At the state level, lawmakers continue to better define what a legally operating dispensary or collective should look like, which, if ever achieved, would go a long way toward remedying what plagues regulators and operators alike. Right now, San Francisco’s State Assemblymember Tom Ammiano is once again working on a bill, as are State Senators Mark Leno and Darrell Steinberg. And, while both efforts are in the early stages, they provide hope for a problematic situation that is long overdue for a solution.

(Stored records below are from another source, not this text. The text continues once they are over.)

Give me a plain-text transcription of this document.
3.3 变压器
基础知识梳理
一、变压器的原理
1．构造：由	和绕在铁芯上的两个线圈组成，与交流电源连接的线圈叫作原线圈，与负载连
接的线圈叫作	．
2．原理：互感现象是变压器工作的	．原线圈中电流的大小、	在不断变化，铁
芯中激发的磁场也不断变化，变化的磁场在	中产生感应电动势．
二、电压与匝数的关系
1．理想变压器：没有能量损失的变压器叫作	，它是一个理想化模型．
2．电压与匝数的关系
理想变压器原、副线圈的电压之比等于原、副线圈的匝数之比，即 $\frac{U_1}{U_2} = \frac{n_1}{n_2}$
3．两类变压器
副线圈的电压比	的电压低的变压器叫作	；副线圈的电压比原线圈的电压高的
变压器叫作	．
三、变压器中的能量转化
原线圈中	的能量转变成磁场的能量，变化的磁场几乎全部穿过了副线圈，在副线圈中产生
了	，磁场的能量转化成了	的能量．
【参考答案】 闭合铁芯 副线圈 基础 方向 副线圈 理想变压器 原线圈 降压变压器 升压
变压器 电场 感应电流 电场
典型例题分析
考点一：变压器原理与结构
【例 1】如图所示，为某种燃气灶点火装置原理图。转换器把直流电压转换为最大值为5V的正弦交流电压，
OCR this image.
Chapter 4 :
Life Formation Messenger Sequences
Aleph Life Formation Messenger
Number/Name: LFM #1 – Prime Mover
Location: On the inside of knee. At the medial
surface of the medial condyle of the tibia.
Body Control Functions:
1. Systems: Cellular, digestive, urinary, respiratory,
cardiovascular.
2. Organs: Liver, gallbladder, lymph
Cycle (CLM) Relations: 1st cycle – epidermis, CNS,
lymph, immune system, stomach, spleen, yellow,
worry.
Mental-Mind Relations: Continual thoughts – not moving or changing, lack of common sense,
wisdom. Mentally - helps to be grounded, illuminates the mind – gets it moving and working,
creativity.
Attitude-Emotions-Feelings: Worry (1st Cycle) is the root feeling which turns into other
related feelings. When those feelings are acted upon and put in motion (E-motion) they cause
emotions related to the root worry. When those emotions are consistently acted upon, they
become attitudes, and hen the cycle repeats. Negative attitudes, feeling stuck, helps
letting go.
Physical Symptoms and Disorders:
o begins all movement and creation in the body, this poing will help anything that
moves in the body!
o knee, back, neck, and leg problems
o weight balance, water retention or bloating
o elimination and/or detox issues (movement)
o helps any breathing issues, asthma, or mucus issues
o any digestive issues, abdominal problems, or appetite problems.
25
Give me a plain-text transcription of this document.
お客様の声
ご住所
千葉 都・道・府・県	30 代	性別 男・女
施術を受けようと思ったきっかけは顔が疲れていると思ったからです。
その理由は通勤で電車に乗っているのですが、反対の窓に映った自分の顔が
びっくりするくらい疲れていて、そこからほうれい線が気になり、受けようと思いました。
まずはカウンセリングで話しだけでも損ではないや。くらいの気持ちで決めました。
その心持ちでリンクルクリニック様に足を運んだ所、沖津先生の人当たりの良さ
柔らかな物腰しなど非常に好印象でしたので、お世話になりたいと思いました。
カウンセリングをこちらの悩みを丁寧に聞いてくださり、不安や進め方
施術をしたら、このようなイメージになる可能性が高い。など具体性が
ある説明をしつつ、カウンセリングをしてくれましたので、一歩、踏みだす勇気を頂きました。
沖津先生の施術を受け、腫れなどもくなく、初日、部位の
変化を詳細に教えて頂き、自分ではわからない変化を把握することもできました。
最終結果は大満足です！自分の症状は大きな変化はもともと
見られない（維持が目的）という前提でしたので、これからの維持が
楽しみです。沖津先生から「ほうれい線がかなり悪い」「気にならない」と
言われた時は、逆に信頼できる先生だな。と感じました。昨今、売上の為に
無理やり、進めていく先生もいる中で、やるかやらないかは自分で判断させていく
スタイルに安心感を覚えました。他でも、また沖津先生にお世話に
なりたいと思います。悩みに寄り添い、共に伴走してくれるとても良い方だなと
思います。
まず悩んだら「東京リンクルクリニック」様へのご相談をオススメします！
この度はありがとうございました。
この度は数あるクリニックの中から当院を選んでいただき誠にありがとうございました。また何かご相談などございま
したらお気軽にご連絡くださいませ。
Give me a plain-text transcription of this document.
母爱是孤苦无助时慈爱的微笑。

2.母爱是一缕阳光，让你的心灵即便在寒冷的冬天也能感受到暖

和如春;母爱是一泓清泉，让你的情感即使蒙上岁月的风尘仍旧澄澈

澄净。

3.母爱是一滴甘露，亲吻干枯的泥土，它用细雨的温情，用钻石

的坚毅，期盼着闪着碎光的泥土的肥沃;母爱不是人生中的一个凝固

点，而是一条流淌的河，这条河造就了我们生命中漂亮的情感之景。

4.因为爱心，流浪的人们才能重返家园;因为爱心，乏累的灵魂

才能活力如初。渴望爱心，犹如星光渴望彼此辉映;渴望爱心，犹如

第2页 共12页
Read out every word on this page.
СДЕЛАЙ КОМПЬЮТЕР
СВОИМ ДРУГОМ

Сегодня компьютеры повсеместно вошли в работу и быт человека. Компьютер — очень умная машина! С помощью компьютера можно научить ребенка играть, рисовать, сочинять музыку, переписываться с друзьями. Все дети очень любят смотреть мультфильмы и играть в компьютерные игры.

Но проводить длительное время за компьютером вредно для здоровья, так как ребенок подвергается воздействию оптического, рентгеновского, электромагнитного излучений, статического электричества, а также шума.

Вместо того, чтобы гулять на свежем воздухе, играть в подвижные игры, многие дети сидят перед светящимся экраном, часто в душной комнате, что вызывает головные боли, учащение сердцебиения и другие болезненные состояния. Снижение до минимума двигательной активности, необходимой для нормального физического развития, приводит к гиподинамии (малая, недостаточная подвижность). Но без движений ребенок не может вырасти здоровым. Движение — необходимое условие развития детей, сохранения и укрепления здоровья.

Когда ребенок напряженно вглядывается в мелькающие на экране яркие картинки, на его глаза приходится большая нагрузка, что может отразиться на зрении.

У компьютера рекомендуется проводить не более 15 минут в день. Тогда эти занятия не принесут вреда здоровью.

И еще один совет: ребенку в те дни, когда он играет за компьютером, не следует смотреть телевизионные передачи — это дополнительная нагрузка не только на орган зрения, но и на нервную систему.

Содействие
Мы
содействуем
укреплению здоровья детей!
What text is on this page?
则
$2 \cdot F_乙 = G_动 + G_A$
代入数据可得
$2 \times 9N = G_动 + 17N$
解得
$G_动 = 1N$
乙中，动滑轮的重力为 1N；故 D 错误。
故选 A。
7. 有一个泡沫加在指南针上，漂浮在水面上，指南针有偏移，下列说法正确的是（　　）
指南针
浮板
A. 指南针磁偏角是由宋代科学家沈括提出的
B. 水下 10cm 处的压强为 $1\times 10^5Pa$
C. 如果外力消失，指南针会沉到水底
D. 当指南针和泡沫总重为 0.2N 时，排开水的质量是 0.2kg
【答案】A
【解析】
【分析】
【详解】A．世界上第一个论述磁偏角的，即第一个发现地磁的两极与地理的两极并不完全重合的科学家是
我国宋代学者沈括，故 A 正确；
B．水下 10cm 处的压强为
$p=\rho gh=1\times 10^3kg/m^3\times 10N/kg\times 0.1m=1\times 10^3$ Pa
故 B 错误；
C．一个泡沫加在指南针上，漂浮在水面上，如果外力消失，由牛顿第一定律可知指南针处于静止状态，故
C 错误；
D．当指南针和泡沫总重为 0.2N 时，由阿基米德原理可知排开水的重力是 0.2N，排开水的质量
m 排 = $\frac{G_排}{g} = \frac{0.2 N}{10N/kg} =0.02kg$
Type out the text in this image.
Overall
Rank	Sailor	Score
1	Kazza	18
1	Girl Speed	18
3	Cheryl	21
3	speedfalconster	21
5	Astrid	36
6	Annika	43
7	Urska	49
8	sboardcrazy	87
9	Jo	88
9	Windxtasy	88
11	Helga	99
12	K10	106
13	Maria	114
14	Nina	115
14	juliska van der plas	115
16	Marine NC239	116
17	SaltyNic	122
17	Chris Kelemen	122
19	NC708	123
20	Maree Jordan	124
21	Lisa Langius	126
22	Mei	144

As Santa Barbara’s State Assemblymember Das Williams recently put it: “No matter your viewpoint, be it in support of or against medical marijuana, the current state of affairs is disastrous disarray in the State of California.”
In the meantime, for us here in Santa Barbara (myself included), it seems that a road trip to L.A. or Oakland, growing your own medical marijuana, or finding a delivery-based collective to join are your only legal options for finding relief — growing necessitating a certain skill set and the luxury of time, and finding a collective requiring you to scour the Internet and then open your home to whomever you find.
Such is life in a town where, as Dr. Bearman put it: “We don’t really mind that people are using medicinal marijuana. We just don’t want to see it.”